Он ждал, пока не подойдут люди из самых дальних уголков, пока не уляжется тишина, а потом тихо, крепко и с болью, из самого сердца вырвалось:
— Товарищи! Дорогие братья и сестры!
И толпа вздохнула, заколебался, снова вздохнула и прояснилась. Это впервые к ней после нескольких месяцев оккупации прозвучало родное слово Родины, отозвалось вместо липкого ненавистного «господа».
И, как по неслышной команде, ближе подошли люди к Дмитрию, слились с партизанами. Волнение хлеборобов передалось ему; чуть переводя дух, вглядывался подобревшими глазами в тесный полукруг измученных людей.
— Сердечный партизанский привет вам, люди добрые. И привет от воинов Красной Армии. Вместе, как две руки одного человека, мы бьем фашиста. И разобьем его, так как этого хочет наш народ, так как этого хочет наш отец Сталин. Всеми войсками теперь командует родной Сталин. Наш вождь обращается к народу, чтобы не теряли надежды, не верили всякому вранью. Никогда никаким врагам не видеть Москвы. Скорее рак свистнет и сухой молот зацветет, чем кто-то победит нас.
На лицах заколебались улыбки.
— Наша главная задача — крепко бить фашиста, ни одного зернышка, ни одного стебля, ничего не давать ему, разве — одну смерть. Ибо сказано: фашиста топором в ребро — людям добро! Если же появится между вами какая продажная шкура — с дымом все его кодло пустите, как пустили мы вашего старосту, — показал на столб огня, который одиноко поднимался в рассвете.
После речи бросились люди к Дмитрию, партизанам; приглашали в дома на завтрак. Но надо было спешить в лес. Нагрузив несколько телег зерном и свиньями, которых забрали из «общественного хозяйства», партизаны тронулись из села.
— Хорошо говорили, Дмитрий Тимофеевич! — улыбаясь, подошел Тур. — Только откуда вы узнали такие новости? Может открытка попала?
— Нет, к сожалению, не попала.
— Откуда же вести, что Иосиф Виссарионович…
— Откуда?.. А как ты думаешь: кто в такое время может всеми войсками руководить?.. То-то же и оно.

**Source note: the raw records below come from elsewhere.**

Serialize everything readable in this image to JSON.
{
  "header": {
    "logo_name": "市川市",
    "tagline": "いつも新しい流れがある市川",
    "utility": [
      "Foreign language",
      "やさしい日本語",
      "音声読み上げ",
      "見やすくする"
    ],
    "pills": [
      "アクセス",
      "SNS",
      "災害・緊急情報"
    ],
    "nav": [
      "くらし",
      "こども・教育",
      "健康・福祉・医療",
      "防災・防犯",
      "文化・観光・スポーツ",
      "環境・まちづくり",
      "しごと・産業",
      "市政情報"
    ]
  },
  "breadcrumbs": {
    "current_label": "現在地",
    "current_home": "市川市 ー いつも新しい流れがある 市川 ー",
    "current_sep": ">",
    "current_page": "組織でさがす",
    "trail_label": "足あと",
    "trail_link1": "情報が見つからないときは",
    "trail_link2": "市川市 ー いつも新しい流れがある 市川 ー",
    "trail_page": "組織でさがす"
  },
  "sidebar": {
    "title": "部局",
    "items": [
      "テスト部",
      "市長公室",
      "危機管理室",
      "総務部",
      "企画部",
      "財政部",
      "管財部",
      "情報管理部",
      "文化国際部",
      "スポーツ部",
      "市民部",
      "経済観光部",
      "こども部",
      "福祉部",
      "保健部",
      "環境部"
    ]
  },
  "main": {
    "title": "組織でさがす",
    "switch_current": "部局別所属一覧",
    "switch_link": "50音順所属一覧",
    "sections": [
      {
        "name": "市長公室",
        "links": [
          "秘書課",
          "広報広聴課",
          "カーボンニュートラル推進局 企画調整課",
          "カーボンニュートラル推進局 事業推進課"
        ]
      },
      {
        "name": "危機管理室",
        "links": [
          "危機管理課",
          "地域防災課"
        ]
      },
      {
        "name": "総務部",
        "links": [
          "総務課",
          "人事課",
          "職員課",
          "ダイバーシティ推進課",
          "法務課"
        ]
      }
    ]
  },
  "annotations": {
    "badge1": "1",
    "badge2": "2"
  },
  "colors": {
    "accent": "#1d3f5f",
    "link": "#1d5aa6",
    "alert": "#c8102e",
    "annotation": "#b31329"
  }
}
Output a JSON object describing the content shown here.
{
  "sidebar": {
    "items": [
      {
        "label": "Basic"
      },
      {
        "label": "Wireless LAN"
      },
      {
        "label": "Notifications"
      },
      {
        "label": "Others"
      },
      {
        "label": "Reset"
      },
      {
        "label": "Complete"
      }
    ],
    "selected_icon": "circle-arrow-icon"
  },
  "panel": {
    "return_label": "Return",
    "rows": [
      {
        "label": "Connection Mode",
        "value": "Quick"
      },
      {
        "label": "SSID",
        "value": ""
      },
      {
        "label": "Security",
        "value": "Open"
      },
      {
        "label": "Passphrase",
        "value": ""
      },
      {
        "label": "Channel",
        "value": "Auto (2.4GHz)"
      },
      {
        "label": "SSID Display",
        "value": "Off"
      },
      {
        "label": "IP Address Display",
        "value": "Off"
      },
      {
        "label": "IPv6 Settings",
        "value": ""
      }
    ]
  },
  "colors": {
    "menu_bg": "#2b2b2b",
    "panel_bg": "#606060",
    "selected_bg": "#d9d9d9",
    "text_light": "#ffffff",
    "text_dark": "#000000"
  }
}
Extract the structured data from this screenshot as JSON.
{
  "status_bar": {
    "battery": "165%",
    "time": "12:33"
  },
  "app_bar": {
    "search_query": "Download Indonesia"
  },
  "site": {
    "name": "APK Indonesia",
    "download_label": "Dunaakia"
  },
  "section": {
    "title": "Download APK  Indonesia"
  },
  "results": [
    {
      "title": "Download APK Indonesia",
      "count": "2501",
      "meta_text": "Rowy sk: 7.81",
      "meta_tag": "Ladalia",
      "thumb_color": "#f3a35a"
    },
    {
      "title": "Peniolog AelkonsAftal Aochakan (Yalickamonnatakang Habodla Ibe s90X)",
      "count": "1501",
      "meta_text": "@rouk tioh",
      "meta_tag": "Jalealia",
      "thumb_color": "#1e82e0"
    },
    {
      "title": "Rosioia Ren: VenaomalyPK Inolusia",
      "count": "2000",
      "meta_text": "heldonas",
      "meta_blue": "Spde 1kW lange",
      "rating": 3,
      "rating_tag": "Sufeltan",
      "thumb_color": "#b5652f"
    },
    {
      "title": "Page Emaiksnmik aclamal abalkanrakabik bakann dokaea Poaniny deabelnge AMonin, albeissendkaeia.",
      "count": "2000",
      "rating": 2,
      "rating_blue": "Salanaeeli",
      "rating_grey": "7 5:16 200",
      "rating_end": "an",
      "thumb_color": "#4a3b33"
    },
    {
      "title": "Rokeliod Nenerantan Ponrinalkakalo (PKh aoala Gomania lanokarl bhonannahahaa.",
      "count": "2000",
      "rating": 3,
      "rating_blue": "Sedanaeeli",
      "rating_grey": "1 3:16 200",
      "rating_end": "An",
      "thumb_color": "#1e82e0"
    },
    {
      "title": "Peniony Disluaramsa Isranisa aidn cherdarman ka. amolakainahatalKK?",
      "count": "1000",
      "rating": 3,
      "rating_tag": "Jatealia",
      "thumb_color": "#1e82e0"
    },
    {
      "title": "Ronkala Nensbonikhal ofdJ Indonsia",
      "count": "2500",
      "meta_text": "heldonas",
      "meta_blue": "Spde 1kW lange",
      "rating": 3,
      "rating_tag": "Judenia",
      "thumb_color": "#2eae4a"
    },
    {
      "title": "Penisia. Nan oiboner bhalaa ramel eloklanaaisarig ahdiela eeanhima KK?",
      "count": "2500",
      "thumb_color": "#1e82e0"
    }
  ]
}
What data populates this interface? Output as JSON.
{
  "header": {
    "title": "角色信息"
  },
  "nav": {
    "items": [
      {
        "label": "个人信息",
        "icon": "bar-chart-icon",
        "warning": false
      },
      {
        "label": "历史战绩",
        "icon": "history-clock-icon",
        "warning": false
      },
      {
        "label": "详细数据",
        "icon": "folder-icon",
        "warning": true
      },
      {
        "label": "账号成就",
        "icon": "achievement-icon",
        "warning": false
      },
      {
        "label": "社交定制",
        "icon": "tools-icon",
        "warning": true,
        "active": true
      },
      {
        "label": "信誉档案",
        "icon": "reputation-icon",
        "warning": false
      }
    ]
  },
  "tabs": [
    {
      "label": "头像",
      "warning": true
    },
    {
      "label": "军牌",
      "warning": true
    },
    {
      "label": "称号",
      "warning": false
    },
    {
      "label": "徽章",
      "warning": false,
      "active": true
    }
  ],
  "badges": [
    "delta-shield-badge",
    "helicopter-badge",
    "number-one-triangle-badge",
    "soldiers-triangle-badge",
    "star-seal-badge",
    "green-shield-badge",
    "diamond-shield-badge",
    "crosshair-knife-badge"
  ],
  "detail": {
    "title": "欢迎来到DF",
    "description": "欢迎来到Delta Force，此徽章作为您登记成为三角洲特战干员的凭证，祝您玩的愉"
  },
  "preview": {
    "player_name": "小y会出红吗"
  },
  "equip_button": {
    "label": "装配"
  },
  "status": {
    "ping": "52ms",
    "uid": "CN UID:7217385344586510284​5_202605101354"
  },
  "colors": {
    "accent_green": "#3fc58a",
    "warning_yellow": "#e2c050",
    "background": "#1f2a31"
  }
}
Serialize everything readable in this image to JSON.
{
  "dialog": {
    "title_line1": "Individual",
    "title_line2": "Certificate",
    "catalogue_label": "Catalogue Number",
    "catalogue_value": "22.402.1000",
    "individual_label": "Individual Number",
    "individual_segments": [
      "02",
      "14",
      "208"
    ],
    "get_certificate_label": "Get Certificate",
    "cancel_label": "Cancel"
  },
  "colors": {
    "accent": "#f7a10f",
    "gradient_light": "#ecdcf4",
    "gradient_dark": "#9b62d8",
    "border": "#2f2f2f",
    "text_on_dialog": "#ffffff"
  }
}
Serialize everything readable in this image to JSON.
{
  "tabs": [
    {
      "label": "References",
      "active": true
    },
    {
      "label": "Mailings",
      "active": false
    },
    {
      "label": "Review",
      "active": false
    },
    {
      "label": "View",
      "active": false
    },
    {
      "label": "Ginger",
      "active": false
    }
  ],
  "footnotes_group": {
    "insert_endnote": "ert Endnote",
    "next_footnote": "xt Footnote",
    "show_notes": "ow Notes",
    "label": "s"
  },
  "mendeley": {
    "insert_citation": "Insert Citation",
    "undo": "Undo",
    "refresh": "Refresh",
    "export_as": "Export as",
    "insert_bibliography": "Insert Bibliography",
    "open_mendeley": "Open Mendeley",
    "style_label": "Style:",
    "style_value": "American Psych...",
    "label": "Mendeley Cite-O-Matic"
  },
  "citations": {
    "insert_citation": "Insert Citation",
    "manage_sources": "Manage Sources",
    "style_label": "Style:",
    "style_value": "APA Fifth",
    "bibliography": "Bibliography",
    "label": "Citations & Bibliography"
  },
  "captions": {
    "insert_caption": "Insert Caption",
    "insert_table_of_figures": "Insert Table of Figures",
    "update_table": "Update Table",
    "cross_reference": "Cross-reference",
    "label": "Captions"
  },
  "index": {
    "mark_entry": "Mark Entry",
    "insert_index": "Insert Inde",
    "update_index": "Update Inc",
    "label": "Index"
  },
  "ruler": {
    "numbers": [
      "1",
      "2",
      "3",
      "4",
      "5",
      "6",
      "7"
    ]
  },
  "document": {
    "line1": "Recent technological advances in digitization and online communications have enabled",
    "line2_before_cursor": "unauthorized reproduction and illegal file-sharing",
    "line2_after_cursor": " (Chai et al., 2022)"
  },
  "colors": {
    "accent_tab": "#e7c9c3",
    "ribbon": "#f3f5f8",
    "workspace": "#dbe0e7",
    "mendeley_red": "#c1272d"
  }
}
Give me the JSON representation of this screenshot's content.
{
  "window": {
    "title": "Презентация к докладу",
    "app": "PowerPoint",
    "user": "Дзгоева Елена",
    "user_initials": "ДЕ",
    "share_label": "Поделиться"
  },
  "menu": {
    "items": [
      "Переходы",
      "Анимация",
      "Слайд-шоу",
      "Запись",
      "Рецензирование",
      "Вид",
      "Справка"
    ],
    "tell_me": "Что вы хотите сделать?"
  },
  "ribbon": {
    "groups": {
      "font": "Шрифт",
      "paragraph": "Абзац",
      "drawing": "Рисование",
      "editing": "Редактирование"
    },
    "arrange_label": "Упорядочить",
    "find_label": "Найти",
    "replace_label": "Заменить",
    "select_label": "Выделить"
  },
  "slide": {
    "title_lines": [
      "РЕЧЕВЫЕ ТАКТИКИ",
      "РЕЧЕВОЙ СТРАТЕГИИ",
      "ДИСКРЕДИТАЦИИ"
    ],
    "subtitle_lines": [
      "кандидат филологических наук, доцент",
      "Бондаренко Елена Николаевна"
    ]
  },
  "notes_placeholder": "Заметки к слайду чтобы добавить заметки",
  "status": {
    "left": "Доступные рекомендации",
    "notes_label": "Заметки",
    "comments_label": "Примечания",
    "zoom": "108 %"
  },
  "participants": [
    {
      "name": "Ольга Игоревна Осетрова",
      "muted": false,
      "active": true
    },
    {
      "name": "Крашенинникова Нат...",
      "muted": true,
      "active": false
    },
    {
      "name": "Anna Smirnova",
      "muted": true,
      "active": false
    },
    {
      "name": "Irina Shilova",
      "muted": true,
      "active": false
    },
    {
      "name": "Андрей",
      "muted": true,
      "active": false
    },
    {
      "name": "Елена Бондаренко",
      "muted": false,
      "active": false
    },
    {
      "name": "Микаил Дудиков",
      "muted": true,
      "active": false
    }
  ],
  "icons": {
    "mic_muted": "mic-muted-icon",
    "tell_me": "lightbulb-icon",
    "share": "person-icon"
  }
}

А если немного что-то не угадал — спишут с меня после войны, скажут, что оно шло на пользу делу. Как ты думаешь, комиссар?
— И должны списать! — засмеялся Тур. — Списать и дипломатом послать.
— Ну, этот хлеб мне не нравится. Пахать — сеять буду, Тур… Эх, не знаешь ты, как мои руки дела просят.
— Председательствовать пойдешь? — лукаво прищурился Тур, так как Дмитрий ему рассказал о своей жизни.
— Председательствовать? — призадумался и, ловя на себе узко прищуренные глаза Тура, прибавил: — Это дело народа. Дай-ка дожить до такого часа. Ты лучше скажи, где оружия достать? Дробовиками воюем.
XXXІX
В тревожном настроении возвращался Карл Фишер с аэродрома. Снова смерть, бессмысленная и страшная. Искалеченные тела пилотов, скелет самолета и, в особенности, рассыпанные вокруг него черные загрязненные кресты — сгусток государственного почета — произвели гнетущее впечатление. О, этот неразгаданный, вздыбленный восток! Не таким он грезился обергруппенфюреру.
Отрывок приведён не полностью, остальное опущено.